William M. (Bill) Wonder passed away on Saturday, January 22, 2022 at the age of 98. Many young GT40 fans may not know about Bill. He purchased GT/103 directly from Shelby American in 1966 (I think) after it was the first GT40 to win a race (1965 Daytona 2000 km., driven by Ken Miles and Lloyd Ruby) and finished second at Sebring and third at Monza. Bill raced 103 privately into the early 1970s and kept ownership of it for a number of decades.

Bill was a pilot for American Airlines and a dedicated and extremely competent Gearhead and driver. In addition to GT40 103, that I believe is the oldest original authentic GT40 in existence, he owned and drove a McLaren M8C(?) Can-Am car that Peter Revson had driven in the series and a number of other big engine crazy fast cars.

Bill did most of the work on his cars himself. He lived in Nassau County on Long Island for many years. Soon after I bought GT40 #P1040 in 1978, I trailered it to Bill's shop so he could look it over and tell me what was wrong with it--EVERYTHING!--and what it needed--EVEN MORE THAN EVERYTHING! Bill showed me #103 that he put a 255 CID Ford Indy engine in (which might have been originally tried by Shelby-American) and the Revson Can-Am car. Also in his shop was an original 1963 Ferrari Series 1 GTO that he was storing for a friend and a few other cars that I can't recall the details about now, 45 years later.

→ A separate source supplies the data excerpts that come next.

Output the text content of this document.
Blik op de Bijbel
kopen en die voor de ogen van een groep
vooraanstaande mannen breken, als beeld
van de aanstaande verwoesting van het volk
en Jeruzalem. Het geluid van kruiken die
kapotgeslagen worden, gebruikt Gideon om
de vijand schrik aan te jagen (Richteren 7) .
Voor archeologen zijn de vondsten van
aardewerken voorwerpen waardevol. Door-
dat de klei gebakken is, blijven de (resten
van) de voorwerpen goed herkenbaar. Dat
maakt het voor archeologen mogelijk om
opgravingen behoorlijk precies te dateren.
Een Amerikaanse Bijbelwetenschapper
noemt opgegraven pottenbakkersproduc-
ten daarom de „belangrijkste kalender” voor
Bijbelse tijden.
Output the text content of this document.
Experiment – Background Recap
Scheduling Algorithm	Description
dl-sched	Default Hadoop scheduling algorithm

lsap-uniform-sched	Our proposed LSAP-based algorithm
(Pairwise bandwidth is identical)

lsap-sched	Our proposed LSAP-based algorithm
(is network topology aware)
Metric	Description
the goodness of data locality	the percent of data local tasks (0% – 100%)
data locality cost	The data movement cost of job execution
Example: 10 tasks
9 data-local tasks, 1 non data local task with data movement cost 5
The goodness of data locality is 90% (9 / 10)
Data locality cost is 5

Bill and I lost touch for a couple of decades. I remember reading that he sold #103 at an auction for what was at that time the highest price for an original GT40 ever received. By pure luck I stumbled into him at a Ferrari club meet in Pennsylvania in 2019. He had moved from Long Island to a town in PA not far from the club meet. He was in his mid 90s(!) and still very interested in cars, owning a Ferrari 333 SP racer that he was very proud of. We chatted for quite some time. He still remembered my #1040 and its problems when I brought it to his shop. He made my day.

Covid ruined our attempts to get together again, as Bill was not keen on visitors and I wasn't keen on traveling until the pandemic dissipated, which it still hasn't. He was an amazing individual and terrific car guy. GT40 #103 was his most cherished car for decades. He either liked you or wouldn't talk to you. For some reason he liked me. I will remember Bill for the rest of my life. Rest in peace, my friend.

Rich Kruger

Back in the day (early 80's) I was a Mercedes Benz, BMW, Rolls Royce tech at Rallye Motors in Glen Cove on Long Island. One of my fellow techs moonlighted at Mr. Wonders shop and I had the opportunity to tag along a few times. I remember being in awe of the bright orange Mclaren with the injector stacks going this way and that. Thanks for the great memories. Rest in Peace Mr Wonder.
I would like to thank everyone for the well wishes in my fathers passing. It has still yet to hit me fully.

I did have the unique experience of growing up with gt40's and racing my whole life. I wrenched and drove most of the cars including 103 several times and enjoyed the conversion to the Indy quad-cam that my father and I did together.

Thank you!

Jim Rosenthal

I met Bill Wonder several years back, in PA- I had the pleasure of driving up and spending the day there, listening to anecdotes about cars and racing. He raced 103 at Daytona several times; his codriver was Ray Caldwell, I believe. Bill said that 103 was so stable on the Daytona banking that he could drive with one hand and smoke a cigarette with the other. Bill also flew U2 spy planes in the early postwar years and had some great stories about those days as well.

Godspeed, Bill, you were a real gentleman racer.